CIBC Gerald McCaughey

CIBC ex-president and CEO Gerald McCaughey will take in more than $16 million from the bank this year. (Patrick Doyle/Canadian Press)

"In accordance with this view, we have voted against the Advisory Resolution on Executive Compensation and withheld votes from the Chair of the Compensation Committee, J. Brett Harvey."

Tellingly, CPP's four largest equity holdings in Canada are Bank of Montreal, Royal Bank, TD and Scotiabank — but the pension plan is not a major holder of CIBC stock, holding about one-tenth of one per cent.

Change in the air

Although the vote was non-binding, in response, CIBC said it would "consider the outcome of the vote as part of its ongoing review of executive compensation."

Outgoing chairman Charles Sirois said the vote's outcome should not be taken as "commentary to our overall approach to compensation."

Paul Gryglewicz, managing partner at Global Governance Advisors, said it was the first time a say-on-pay vote has gone this way at a major Canadian financial institution's AGM, but he said the vote was more about the payments to McCaughey and Nesbitt specifically than about CIBC's underlying executive pay structure.

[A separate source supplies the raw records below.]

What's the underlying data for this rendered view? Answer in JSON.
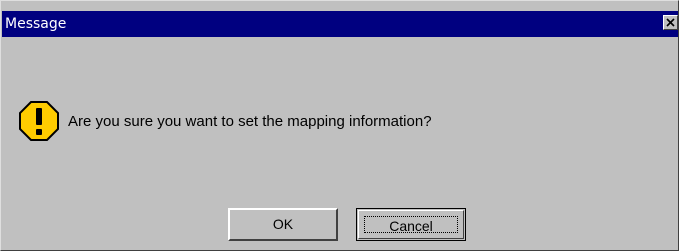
{
  "window": {
    "title": "Message"
  },
  "message": {
    "icon": "warning-icon",
    "text": "Are you sure you want to set the mapping information?"
  },
  "buttons": {
    "ok_label": "OK",
    "cancel_label": "Cancel"
  },
  "colors": {
    "titlebar": "#000080",
    "dialog_bg": "#c0c0c0",
    "icon_fill": "#ffcc00"
  }
}
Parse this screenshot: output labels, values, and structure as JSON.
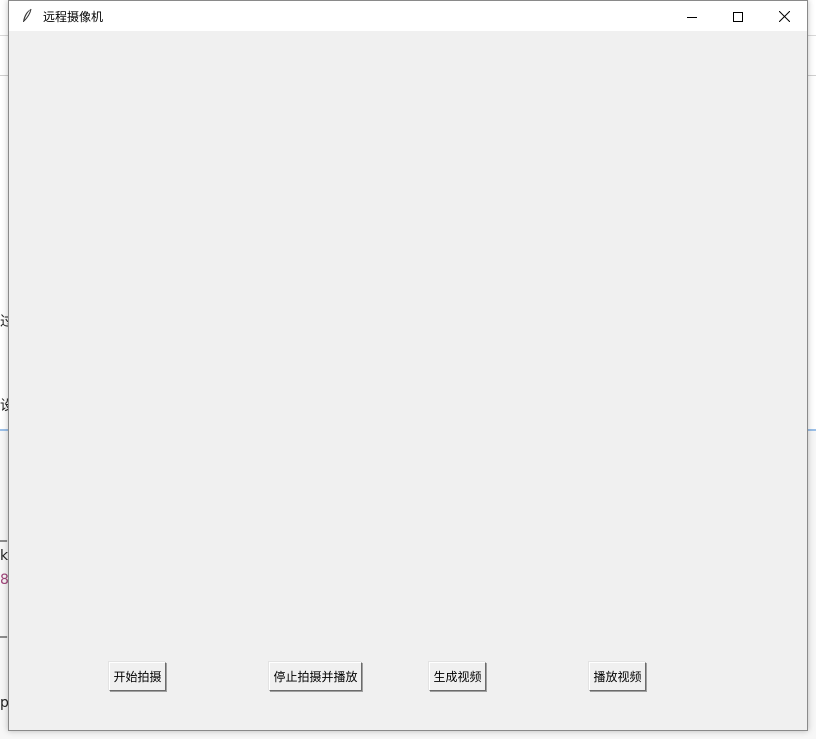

"There's going to be meetings between the board, management and those shareholders and I think they're going to sit down and truly get behind the vote to understand the key drivers."

According to a recent analysis by consultancy McDowell Associates, CEO pay at Canada's biggest banks — all of which have hired new CEOs since 2013 — are down 33 per cent compared with the outgoing CEOs' salaries.

But that`s come after years of significant inflation for CEO compensation at big Canadian banks. Bank of Montreal gave its outgoing CEO Bill Downe a raise in 2014 despite the bank missing three of the four targets the bank says it judges based on, when setting executive compensation.

CPP headed up a similar move at gold miner Barrick recently, a company where the chairman saw his compensation increase by more than a third in a year in which the stock price lost the same amount.